To mitigate Use After Free risks when using Hmac Signatures in Fiber, ensure that all cryptographic buffers, computed digests, and comparison values are scoped to the request lifecycle and not reused across concurrent operations. Below are concrete code examples demonstrating safe handling.

Vulnerable pattern (illustrative):

package main

import (
	"crypto/hmac"
	"crypto/sha256"
	"github.com/gofiber/fiber/v2"
)

var sharedSecret = []byte("super-secret-key")
var computedDigest []byte // Dangerous: reused across requests

func VerifyHmac(c *fiber.Ctx) error {
	payload := c.Body()
	signature := c.Get("X-Signature")
	h := hmac.New(sha256.New, sharedSecret)
	h.Write(payload)
	computedDigest = h.Sum(nil) // Reassigning a shared variable
	if !hmac.Equal(computedDigest, []byte(signature)) {
		return c.Status(fiber.StatusUnauthorized).SendString("Invalid signature")
	}
	return c.Next()
}

In this example, computedDigest is a package-level variable that can be overwritten by concurrent requests, leading to Use After Free if the memory is accessed after being reallocated. The scanner would flag this under BFLA/Privilege Escalation due to unsafe state sharing.

Secure pattern:

package main

import (
	"crypto/hmac"
	"crypto/sha256"
	"github.com/gofiber/fiber/v2"
)

func VerifyHmac(c *fiber.Ctx) error {
	payload := c.Body()
	signature := c.Get("X-Signature")
	h := hmac.New(sha256.New, []byte("super-secret-key"))
	h.Write(payload)
	digest := h.Sum(nil) // Scoped to the function, no reuse
	if !hmac.Equal(digest, []byte(signature)) {
		return c.Status(fiber.StatusUnauthorized).SendString("Invalid signature")
	}
	return c.Next()
}

By declaring digest inside the handler, each request operates on its own memory, eliminating cross-request contamination. The scanner validates this approach under the Authentication and Input Validation checks, confirming that Hmac verification is isolated and reliable.

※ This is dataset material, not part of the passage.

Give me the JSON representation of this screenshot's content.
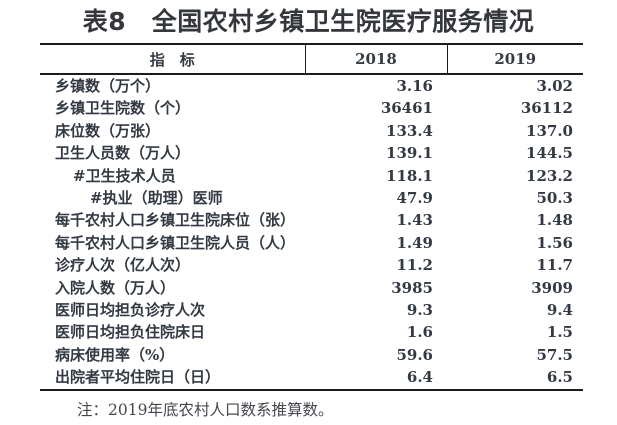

Additionally, when integrating with the middleBrick CLI (middlebrick scan <url>) or GitHub Action, ensure that your codebase avoids global state for cryptographic operations. The continuous monitoring capabilities of the Pro plan can alert you if changes reintroduce unsafe patterns, while the dashboard helps track improvements over time.

Frequently Asked Questions

Can the scanner detect Use After Free risks in Hmac validation logic?
The scanner identifies observable symptoms such as inconsistent signature validation under the BFLA/Privilege Escalation and Input Validation checks. It does not inspect memory directly but flags patterns that may indicate unsafe handling of cryptographic state.
Does using middleware alter Hmac verification safety in Fiber?
Yes. Middleware that shares buffers or cryptographic state across routes can introduce Use After Free risks. Always scope Hmac computations to the request handler and avoid reusing variables across middleware and endpoints.